To summarize anaphase:
Microtubules contract and split the sister chromatids at the centromere
Each chromatid is now considered a chromosome
Microtubules pull the chromosomes (what used to be chromatids) to opposite poles of the cell.
Telophase is often considered to be the final stage of mitosis. Now that our sister chromatids have separated into chromosomes, they will move to opposite sides of the cell, elongating it until it looks like two cells stuck together.
The cell will also reform some nuclear membranes around the chromosomes and they will start to uncoil some. This is technically the end of mitosis!
To summarize telophase:
Chromosomes arrive at each of the poles and microtubules break down
Nuclear membranes begin to reform around the chromosomes
Chromosomes uncoil and become invisible through light microscope
Cytokinesis is the last bit of the mitotic processes that you must know. This is essentially when the cells separate and officially become two cells. These cells have identical DNA to one another, so are considered to be identical daughter cells to the original 'parent' cell. A cleavage furrow forms as part of cytokinesis, forming that figure-8 shape of the two cells connected in the top image.
An easy way to image this occurring at a scale with which we are comfortable could be twisting a balloon. If you get a water balloon made of the right material, you can actually fill it and twist it along its middle over and over and over again until it eventually separates into two water balloons. The plasma membranes of the cells, just like the rubber of the balloon, forms a seal around what would be a hole!
Cancer is the ultimate example of this process gone wrong. Mutations, caused by a variety of possibilities, lead to this cell division continuing over and over again without proper halting for checkpoints. This is how a tumor is formed - one cell goes rogue, duplicates itself (and its DNA) when it shouldn't. Its identical offspring do the same, and so on until a large mass of cells (the tumor) exists.

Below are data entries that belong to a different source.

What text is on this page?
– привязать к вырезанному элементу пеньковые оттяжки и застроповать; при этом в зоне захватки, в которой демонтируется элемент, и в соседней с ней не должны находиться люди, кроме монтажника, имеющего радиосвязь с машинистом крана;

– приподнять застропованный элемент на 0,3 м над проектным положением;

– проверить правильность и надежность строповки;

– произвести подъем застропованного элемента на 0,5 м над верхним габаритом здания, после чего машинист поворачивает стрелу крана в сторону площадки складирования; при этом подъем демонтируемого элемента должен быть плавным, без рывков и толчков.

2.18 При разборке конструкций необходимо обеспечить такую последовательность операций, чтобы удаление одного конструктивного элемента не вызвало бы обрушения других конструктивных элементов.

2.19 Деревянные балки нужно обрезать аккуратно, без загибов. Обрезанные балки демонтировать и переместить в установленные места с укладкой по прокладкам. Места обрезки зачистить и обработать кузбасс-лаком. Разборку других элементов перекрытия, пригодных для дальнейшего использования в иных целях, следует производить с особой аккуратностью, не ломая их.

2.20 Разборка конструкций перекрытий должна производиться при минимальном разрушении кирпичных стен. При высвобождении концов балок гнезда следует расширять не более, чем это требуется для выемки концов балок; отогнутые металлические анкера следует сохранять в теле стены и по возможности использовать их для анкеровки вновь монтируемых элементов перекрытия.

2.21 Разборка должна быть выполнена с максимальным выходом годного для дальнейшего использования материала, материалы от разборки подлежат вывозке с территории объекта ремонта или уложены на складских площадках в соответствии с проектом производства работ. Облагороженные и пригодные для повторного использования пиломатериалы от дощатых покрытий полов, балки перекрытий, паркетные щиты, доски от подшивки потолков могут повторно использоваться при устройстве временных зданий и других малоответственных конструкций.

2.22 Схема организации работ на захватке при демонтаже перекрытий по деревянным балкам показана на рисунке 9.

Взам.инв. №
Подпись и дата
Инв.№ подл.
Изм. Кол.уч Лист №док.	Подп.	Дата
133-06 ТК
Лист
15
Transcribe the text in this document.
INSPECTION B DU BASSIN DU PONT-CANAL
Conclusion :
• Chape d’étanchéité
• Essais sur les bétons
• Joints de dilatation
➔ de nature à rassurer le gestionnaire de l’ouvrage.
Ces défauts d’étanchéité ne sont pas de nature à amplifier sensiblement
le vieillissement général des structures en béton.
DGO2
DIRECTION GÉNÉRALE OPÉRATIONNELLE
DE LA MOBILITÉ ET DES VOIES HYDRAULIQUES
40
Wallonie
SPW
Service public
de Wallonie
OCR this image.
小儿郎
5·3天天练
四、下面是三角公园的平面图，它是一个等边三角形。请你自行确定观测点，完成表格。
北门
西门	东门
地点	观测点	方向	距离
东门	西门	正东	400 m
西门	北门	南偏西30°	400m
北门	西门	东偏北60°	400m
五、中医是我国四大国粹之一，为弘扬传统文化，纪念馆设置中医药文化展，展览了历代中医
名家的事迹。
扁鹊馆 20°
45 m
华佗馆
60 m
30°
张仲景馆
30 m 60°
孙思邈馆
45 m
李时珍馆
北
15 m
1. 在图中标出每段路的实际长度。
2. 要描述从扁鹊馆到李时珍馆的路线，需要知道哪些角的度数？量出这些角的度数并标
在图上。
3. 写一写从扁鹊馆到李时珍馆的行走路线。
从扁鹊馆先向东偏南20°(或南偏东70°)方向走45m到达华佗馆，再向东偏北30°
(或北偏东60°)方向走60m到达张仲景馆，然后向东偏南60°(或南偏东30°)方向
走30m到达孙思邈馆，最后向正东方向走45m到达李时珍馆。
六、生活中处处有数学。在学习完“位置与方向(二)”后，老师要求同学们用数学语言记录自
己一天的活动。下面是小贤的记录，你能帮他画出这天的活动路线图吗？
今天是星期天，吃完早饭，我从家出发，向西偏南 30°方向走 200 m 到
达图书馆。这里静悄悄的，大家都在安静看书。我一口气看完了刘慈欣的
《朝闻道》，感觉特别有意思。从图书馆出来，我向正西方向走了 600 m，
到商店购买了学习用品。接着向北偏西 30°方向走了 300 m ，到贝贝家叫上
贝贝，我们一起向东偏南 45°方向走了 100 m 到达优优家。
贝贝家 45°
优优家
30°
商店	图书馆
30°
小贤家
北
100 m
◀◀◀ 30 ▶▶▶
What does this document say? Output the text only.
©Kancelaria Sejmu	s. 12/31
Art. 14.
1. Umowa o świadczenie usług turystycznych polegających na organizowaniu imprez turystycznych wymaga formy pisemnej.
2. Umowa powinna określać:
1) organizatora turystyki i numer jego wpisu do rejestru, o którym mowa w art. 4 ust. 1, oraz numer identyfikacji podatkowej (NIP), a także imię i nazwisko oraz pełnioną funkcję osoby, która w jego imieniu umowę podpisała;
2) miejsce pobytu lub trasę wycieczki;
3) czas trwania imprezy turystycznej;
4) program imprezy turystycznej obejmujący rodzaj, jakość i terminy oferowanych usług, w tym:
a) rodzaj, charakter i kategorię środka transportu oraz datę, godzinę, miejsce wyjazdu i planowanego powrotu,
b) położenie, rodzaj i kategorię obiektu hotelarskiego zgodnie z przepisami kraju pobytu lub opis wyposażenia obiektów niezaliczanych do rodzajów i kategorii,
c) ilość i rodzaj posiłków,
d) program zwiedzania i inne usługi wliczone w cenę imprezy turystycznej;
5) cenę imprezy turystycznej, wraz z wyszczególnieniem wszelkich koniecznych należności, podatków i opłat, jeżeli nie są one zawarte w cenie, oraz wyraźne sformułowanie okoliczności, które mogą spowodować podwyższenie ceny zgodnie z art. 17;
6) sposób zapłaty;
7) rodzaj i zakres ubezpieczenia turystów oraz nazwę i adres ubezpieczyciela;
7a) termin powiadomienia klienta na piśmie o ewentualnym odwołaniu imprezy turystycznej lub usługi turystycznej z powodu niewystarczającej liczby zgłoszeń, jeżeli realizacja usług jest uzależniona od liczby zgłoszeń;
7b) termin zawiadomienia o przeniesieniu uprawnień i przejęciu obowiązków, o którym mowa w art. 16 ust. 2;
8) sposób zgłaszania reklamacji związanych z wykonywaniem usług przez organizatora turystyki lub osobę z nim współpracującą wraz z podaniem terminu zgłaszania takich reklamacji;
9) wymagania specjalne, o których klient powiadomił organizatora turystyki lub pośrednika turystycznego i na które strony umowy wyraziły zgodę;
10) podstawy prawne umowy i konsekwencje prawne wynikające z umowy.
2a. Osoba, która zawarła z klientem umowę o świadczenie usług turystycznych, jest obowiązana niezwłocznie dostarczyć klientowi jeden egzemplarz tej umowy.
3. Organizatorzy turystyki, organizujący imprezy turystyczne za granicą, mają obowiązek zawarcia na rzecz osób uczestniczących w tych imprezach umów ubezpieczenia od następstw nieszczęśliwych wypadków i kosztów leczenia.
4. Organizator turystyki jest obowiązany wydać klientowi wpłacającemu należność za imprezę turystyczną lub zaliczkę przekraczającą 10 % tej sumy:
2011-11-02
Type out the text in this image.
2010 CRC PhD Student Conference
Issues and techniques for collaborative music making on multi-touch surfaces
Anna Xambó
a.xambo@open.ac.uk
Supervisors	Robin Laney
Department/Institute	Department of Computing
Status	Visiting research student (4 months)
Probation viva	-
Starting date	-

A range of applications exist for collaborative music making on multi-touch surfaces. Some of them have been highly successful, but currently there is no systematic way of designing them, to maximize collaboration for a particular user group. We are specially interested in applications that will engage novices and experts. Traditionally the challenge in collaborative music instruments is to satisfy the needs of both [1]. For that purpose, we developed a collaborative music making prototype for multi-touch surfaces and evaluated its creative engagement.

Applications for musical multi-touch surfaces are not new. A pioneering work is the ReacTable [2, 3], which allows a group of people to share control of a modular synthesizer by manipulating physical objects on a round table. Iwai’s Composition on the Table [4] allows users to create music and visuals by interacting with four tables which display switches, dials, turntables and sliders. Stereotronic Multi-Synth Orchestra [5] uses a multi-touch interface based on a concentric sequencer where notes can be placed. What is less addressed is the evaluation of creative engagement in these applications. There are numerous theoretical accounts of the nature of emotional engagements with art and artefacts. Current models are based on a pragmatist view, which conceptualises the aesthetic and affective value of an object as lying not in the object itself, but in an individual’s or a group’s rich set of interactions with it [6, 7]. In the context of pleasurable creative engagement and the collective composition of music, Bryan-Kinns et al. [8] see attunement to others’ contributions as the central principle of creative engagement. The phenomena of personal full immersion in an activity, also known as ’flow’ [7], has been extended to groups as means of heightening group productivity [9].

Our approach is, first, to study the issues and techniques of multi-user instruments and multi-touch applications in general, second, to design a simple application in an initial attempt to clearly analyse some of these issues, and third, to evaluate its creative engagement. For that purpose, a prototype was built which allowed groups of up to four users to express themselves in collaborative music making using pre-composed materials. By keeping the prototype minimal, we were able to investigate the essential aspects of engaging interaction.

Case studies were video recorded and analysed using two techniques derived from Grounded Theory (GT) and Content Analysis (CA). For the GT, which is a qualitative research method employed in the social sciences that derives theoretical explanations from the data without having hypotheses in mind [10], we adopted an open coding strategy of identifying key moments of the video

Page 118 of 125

"That one of the most elemental diseases in human history happens to arise from the corruption of the two most elemental processes in biology is not a co-incidence: cancer co-opts the logic of both evolution and heredity; it is a pathological convergence of Mendel and Darwin. Cancer cells arise via mutation, survival, natural selection, and growth. And they transmit the instructions for malignant growth to their daughter cells via their genes. As biologists realized in the early 1980s, cancer, then, was a “new” kind of genetic disease—the result of heredity, evolution, environment, and chance all mixed together." (The Gene: An Intimate History by Siddhartha Mukherjee).